Its done, the 2011 crop is in the bin. Except for the bushels I spilled on the ground and wasted through various accidents and my own stupidity. I sometimes think I wasted more grain then my grandfathers grew on this farm.
The final day was a bit of a stress test with a minor breakdown on the combine that involved no expense other than running miles back and forth down rough and dusty gravel roads with the grain truck to weld a hitch extension. Threatening unsettled weather put me a bit on edge too. I really wanted to get finished and get the machinery home under cover before rain hit. Hopes of that happening sunk quickly as the tractor sunk into the mud in mid afternoon. They say a short cut is not always a short cut and its true.

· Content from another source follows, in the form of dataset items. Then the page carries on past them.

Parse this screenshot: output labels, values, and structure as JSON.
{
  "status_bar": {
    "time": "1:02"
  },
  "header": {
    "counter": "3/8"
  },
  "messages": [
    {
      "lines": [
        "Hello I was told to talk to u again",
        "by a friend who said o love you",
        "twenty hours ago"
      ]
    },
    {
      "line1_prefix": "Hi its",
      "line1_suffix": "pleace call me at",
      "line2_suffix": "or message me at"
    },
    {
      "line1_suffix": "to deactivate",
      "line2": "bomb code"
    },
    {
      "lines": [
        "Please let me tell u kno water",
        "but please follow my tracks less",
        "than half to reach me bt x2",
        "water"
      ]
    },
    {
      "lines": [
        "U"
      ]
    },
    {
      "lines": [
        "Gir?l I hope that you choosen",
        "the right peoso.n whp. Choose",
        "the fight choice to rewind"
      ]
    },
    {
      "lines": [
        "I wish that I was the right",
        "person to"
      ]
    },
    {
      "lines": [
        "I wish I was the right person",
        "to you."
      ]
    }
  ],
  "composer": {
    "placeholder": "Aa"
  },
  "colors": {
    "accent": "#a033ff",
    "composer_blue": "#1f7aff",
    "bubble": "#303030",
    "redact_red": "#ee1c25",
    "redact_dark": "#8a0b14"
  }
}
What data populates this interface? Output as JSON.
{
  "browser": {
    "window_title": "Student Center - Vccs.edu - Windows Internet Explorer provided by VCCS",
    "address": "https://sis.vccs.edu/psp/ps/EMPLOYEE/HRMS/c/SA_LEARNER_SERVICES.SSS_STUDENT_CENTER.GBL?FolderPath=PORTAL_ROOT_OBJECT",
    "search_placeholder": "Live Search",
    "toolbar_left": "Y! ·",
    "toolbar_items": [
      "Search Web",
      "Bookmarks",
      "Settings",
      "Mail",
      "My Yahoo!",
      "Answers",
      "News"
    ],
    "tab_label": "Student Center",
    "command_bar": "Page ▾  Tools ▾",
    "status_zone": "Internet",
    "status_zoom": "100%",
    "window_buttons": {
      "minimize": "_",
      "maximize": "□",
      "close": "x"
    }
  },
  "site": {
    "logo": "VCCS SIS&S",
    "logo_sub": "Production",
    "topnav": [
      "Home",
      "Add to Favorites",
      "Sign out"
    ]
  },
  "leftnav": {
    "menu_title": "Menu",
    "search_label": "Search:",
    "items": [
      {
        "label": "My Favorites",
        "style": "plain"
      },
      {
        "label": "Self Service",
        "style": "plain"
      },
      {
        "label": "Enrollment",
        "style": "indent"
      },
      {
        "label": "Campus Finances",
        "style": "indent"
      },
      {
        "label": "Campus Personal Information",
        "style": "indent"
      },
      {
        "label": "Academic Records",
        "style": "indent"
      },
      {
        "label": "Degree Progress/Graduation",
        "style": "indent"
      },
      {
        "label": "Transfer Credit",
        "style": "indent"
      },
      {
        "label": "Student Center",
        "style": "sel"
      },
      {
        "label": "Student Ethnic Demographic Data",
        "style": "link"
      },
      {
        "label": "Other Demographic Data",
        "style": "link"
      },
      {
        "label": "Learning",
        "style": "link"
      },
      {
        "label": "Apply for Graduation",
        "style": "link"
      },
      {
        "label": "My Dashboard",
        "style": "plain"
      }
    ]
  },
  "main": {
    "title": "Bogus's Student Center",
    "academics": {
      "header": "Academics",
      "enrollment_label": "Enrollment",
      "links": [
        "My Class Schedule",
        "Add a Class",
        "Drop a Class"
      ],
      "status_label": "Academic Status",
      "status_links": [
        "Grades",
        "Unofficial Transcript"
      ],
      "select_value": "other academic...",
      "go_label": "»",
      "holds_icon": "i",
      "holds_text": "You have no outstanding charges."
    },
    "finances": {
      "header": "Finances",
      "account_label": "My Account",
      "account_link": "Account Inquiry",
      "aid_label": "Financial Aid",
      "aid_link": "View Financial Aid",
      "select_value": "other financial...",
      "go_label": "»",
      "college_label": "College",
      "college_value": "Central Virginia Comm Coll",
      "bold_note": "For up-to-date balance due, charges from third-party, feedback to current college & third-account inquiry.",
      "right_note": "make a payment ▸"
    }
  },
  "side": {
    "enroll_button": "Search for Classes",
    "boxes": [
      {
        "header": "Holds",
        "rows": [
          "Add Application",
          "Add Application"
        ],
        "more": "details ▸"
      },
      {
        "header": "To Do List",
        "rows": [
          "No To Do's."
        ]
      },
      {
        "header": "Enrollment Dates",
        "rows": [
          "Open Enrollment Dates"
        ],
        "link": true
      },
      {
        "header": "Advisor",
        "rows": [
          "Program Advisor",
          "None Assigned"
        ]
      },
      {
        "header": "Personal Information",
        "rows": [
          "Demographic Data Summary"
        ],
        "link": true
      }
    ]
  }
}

I had cut through this "dry" creek with the swather a few days earlier while cutting the flax. Figured the combine and tractor would make it through with an empty hopper. Not true. The combine started to sink pulling the tractor sideways. Without the rear dual wheels on the tractor, forward motion suddenly changed to downward movement and I quit before things got really mired. Thank goodness for cell phones and my nephew being home to bring a tractor to help. Even with the big new 50 foot nylon tow rope it was all the smaller tractor could handle to get the big guy out of the mud.
That pushed my finish time well into the late night hours. The weather gave me a break as the wind stayed up keeping the flax dry enough to go through the combine without plugging. That John Deere pull type has an insatiable appetite for grain swaths and I sure appreciated it. No regrets there.
The double swath feature on the swather is a mixed blessing. Two swaths laid together to make 40 feet per pass is a real time saver when it works. It takes perfect driving of the combine though to get it into the combine pickup. A few inches too far either way and swath starts pushing ahead of the outside edge of the pickup creating a "snowball effect" in which flax is pushed and rolled up into an ever increasing pile . When that finally enters the header it is a real shock to the feeder system. I heard a few complaints from the slip clutches but it powered the slug through every time.
I did get out a few times to push swath into the header by hand in the tractor lights. All the time thinking about all the horror stories of farmers caught in combine augers and being permanently injured or worse.
The crop results were mixed. Wheat pretty good but downgraded due to ergot. Canola was great on one field, disaster on another due to combined effects of a missed herbicide application and then hail on the swath.
Oats pretty good, way better than last year.
Flax looked great all season but did not yield well.
Now to tackle the endless list of things needing to be done before winter. I know I won't finish it but will try to figure out the top priority items and get them done.